American homes became headquarters. American churches and schoolhouses sheltered the dying, and huge foraging armies swept across American farms, burned American towns. Americans slaughtered one another wholesale, right here in America, in their own cornfields and peach orchards, along familiar roads and by waters with old American names.
In two days at Shiloh, on the banks of the Tennessee River, more American men fell than in all previous American wars combined. At Cold Harbor, some 7,000 Americans fell in twenty minutes. Men who had never strayed twenty miles from their own front doors now found themselves soldiers in great armies fighting epic battles hundreds of miles from home. They knew they were making history, and it was the greatest adventure of their lives.

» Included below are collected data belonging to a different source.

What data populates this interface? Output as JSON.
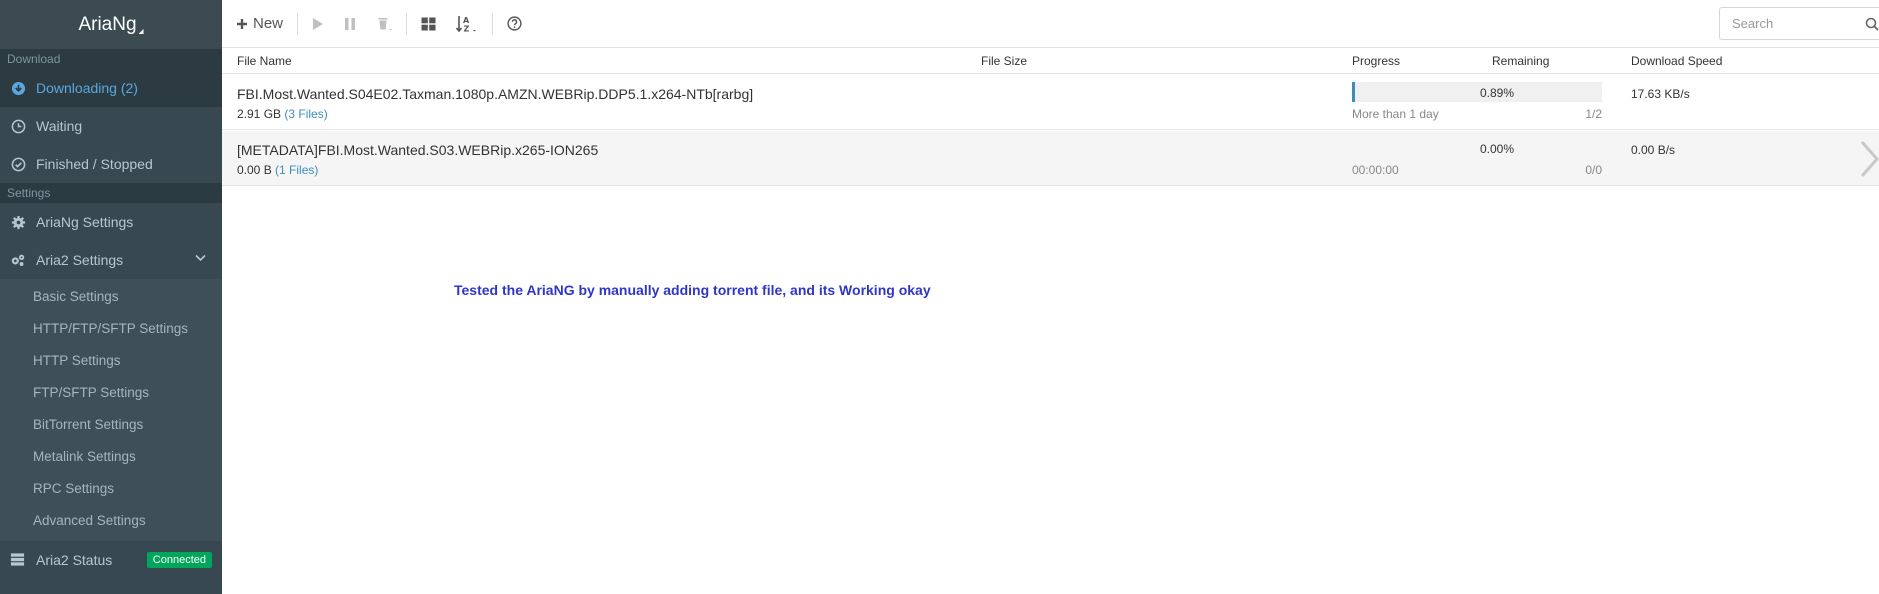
{
  "app": {
    "logo": "AriaNg"
  },
  "sidebar": {
    "download_header": "Download",
    "downloading": "Downloading (2)",
    "waiting": "Waiting",
    "finished": "Finished / Stopped",
    "settings_header": "Settings",
    "ariang_settings": "AriaNg Settings",
    "aria2_settings": "Aria2 Settings",
    "sub": [
      "Basic Settings",
      "HTTP/FTP/SFTP Settings",
      "HTTP Settings",
      "FTP/SFTP Settings",
      "BitTorrent Settings",
      "Metalink Settings",
      "RPC Settings",
      "Advanced Settings"
    ],
    "status": "Aria2 Status",
    "status_badge": "Connected"
  },
  "toolbar": {
    "new_label": "New",
    "search_placeholder": "Search"
  },
  "table": {
    "headers": {
      "file_name": "File Name",
      "file_size": "File Size",
      "progress": "Progress",
      "remaining": "Remaining",
      "speed": "Download Speed"
    },
    "rows": [
      {
        "name": "FBI.Most.Wanted.S04E02.Taxman.1080p.AMZN.WEBRip.DDP5.1.x264-NTb[rarbg]",
        "size": "2.91 GB",
        "files": "(3 Files)",
        "progress_text": "0.89%",
        "progress_fraction": 0.0089,
        "remaining": "More than 1 day",
        "connections": "1/2",
        "speed": "17.63 KB/s"
      },
      {
        "name": "[METADATA]FBI.Most.Wanted.S03.WEBRip.x265-ION265",
        "size": "0.00 B",
        "files": "(1 Files)",
        "progress_text": "0.00%",
        "progress_fraction": 0,
        "remaining": "00:00:00",
        "connections": "0/0",
        "speed": "0.00 B/s"
      }
    ]
  },
  "note": "Tested the AriaNG by manually adding torrent file, and its Working okay",
  "colors": {
    "accent": "#3c8dbc",
    "sidebar_bg": "#374850",
    "badge": "#00a65a",
    "note": "#2f36c8"
  }
}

The Civil War has been given many names: the War Between the States, the War Against Northern Aggression, the Second American Revolution, the Lost Cause, the War of the Rebellion, the Brothers' War, the Late Unpleasantness. Walt Whitman called it the War of Attempted Secession. Confederate General Joseph Johnston called it the War Against the States. By whatever name, it was unquestionably the most important event in the life of the nation. It saw the end of slavery and the downfall of a southern planter aristocracy. It was the watershed of a new political and economic order, and the beginning of big industry, big business, big government. It was the first modern war and, for Americans, the costliest, yielding the most American casualties and the greatest domestic suffering, spiritually and physically. It was the most horrible, necessary, intimate, acrimonious, mean-spirited, and heroic conflict the nation has known.

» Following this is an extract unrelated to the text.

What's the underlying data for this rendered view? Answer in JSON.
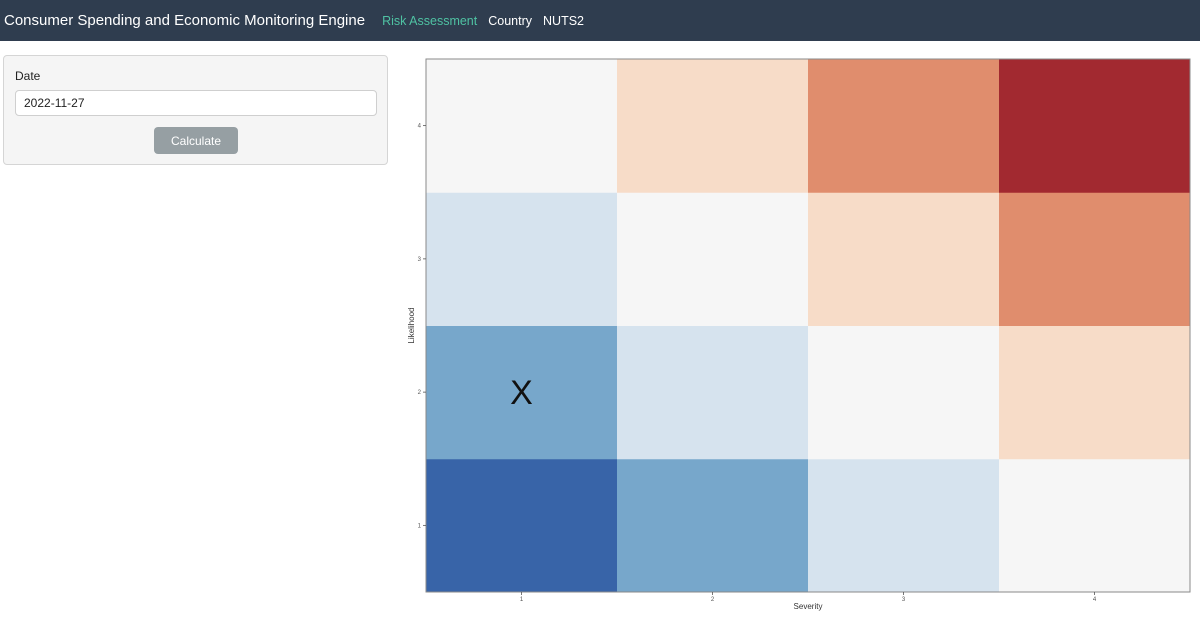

Inevitably, we grasp the war through such hyperbole. In so doing, we tend to blur the fact that real people lived through it and were changed by the event. One hundred eighty-five thousand black Americans fought to free their people. Fishermen and storekeepers from Deer Isle, Maine, served bravely and died miserably in strange places like Baton Rouge, Louisiana, and Fredericksburg, Virginia. There was scarcely a family in the South that did not lose a son or brother or father.

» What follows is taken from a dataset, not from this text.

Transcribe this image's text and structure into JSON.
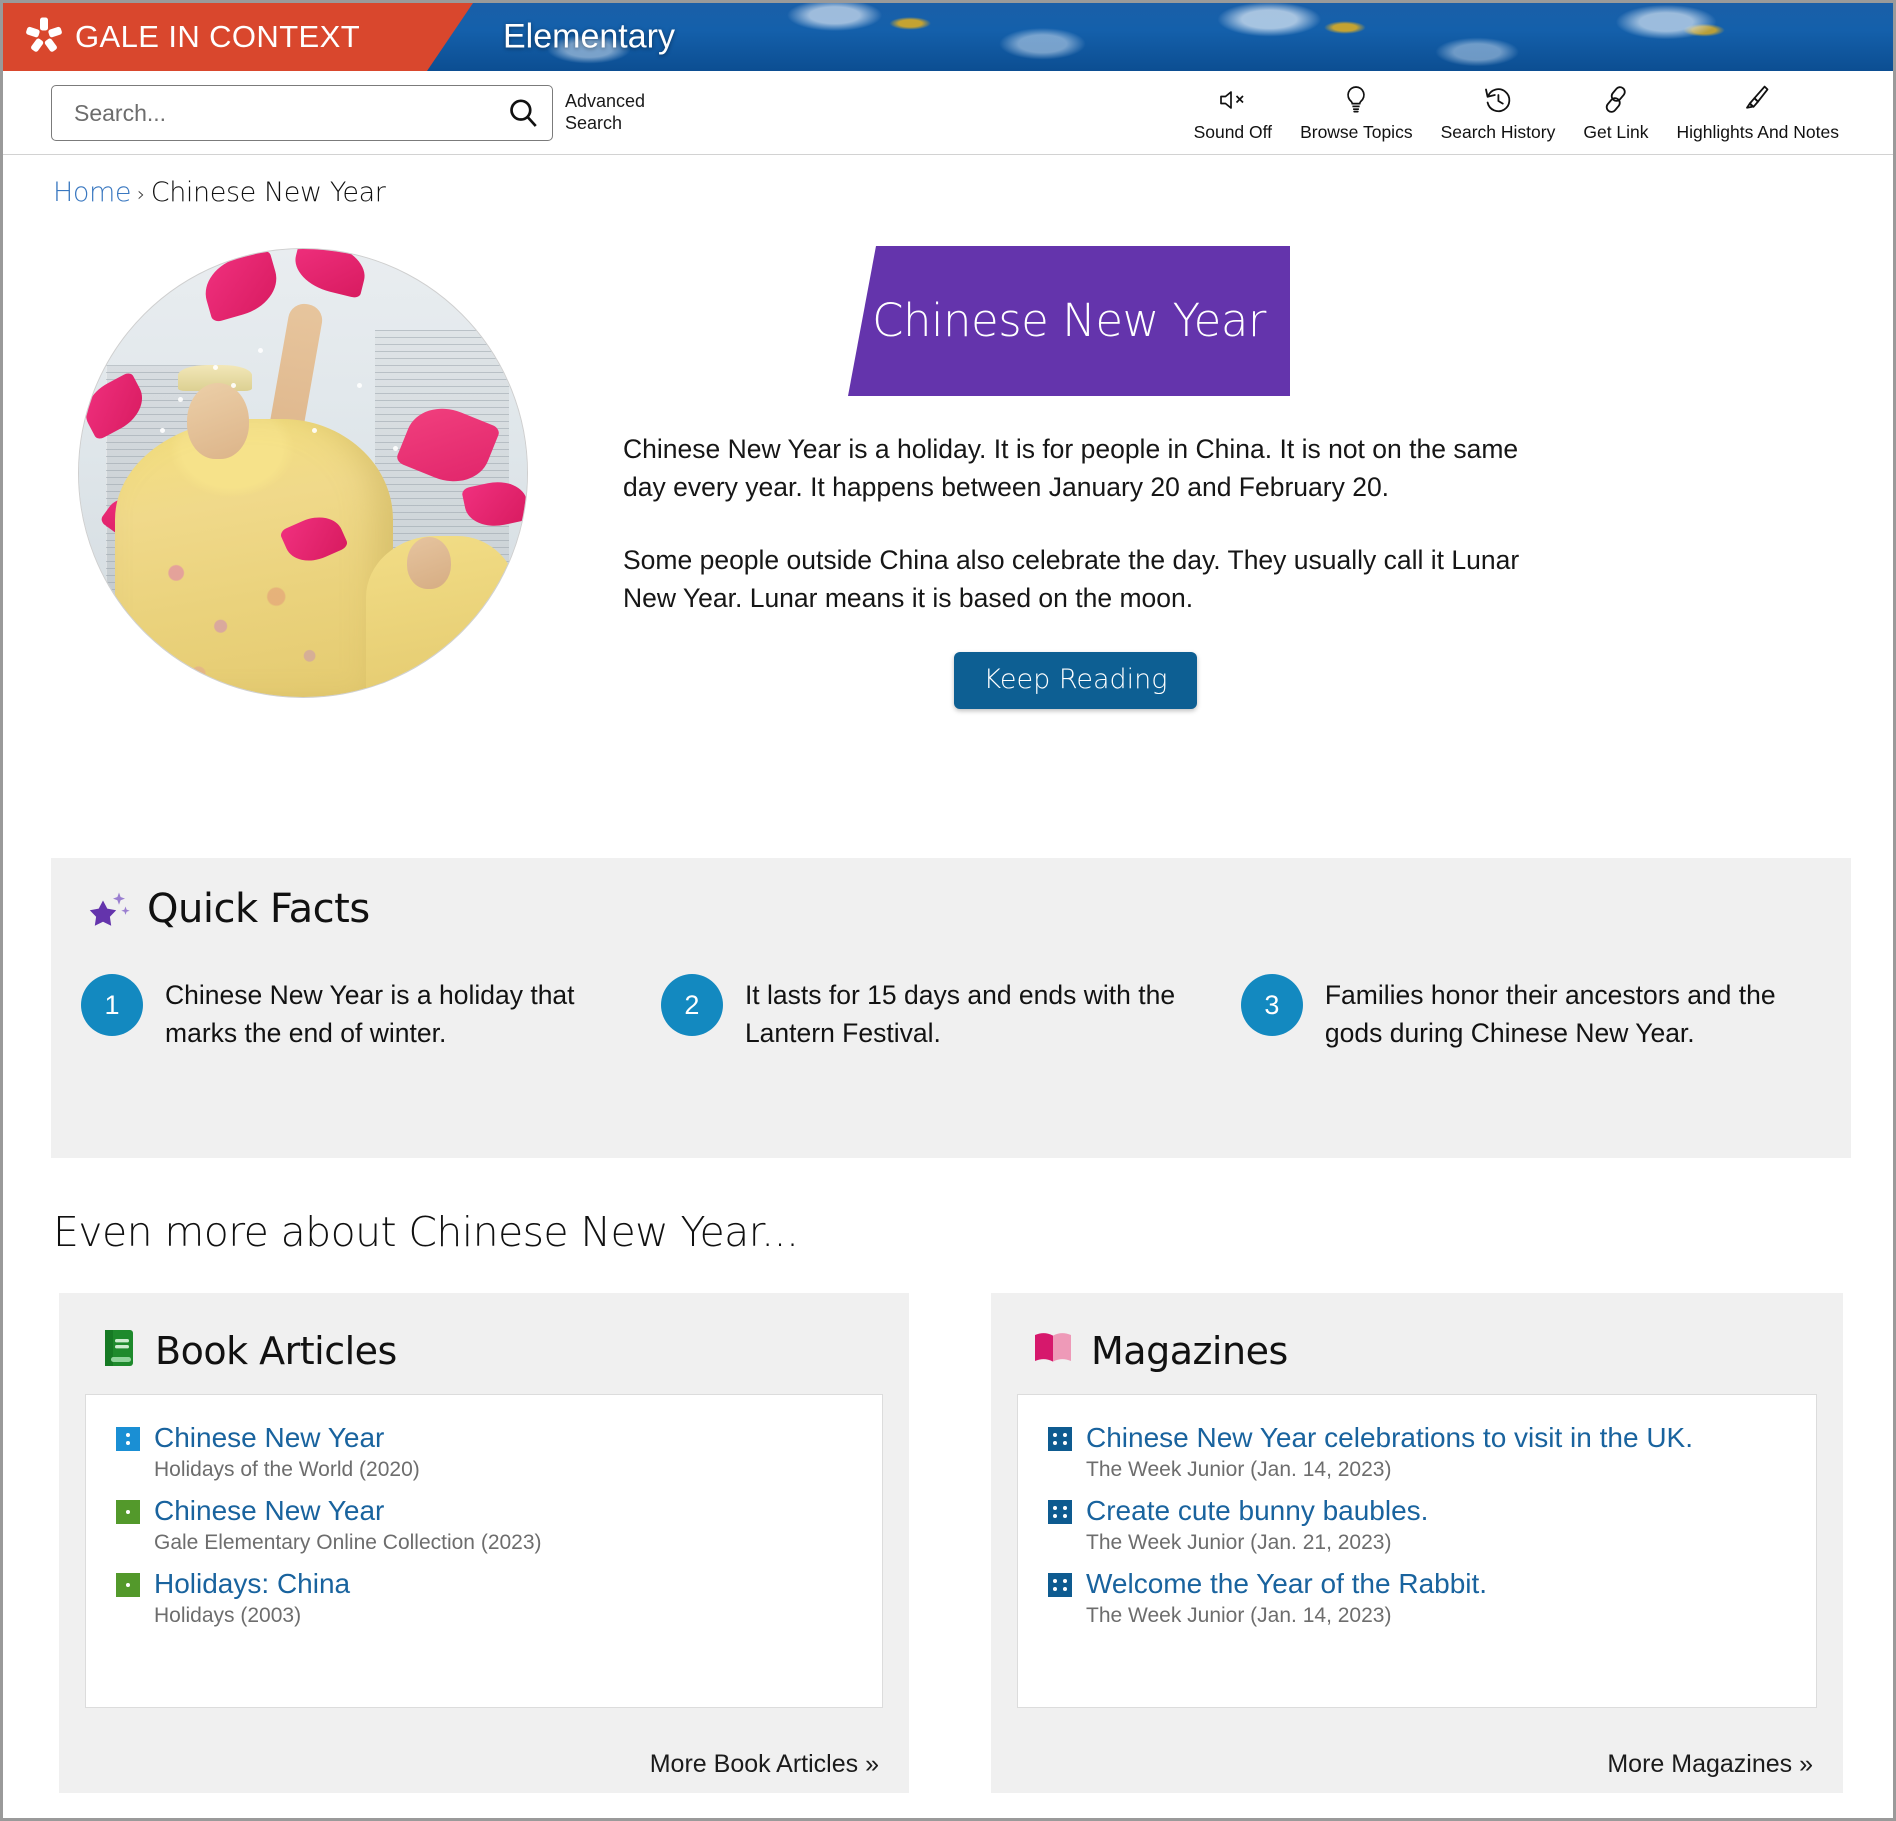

As with any civil strife, the war was marked by excruciating ironies. Robert E. Lee became a legend in the Confederate army only after turning down an offer to command the entire Union force. Four of Lincoln's own brothers-in-law fought on the Confederate side, and one was killed. The little town of Winchester, Virginia, changed hands seventy-two times during the war, and the state of Missouri sent thirty-nine regiments to fight in the siege of Vicksburg: seventeen to the Confederacy and twenty-two to the Union.
Few people have expressed the meaning of these ironies, anomalies, and divisions better than Robert Penn Warren: A civil war is, we may say, the prototype of all war, for in the persons of fellow citizens who happen to be the enemy we meet again with the old ambivalence of love and hate and with all the old guilts, the blood brothers of our childhood. In a civil war—especially one such as this when the nation shares deep and significant convictions and is not a mere handbasket of factions huddled arbitrarily together by historical happen-so—all the self-divisions of conflicts within individuals become a series of mirrors in which the plight of the country is reflected, and the self-division of the country a great mirror in which the individual may see imaged his own deep conflicts, not only the conflicts of political loyalties, but those more profoundly personal.
Between 1861 and 1865, Americans made war on each other and killed each other in great numbers—if only to become the kind of country that could no longer conceive of how that was possible. What began as a bitter dispute over Union and States' Rights, ended as a struggle over the meaning of freedom in America. At Gettysburg in 1863, Abraham Lincoln said perhaps more than he knew. The war was about a "new birth of freedom."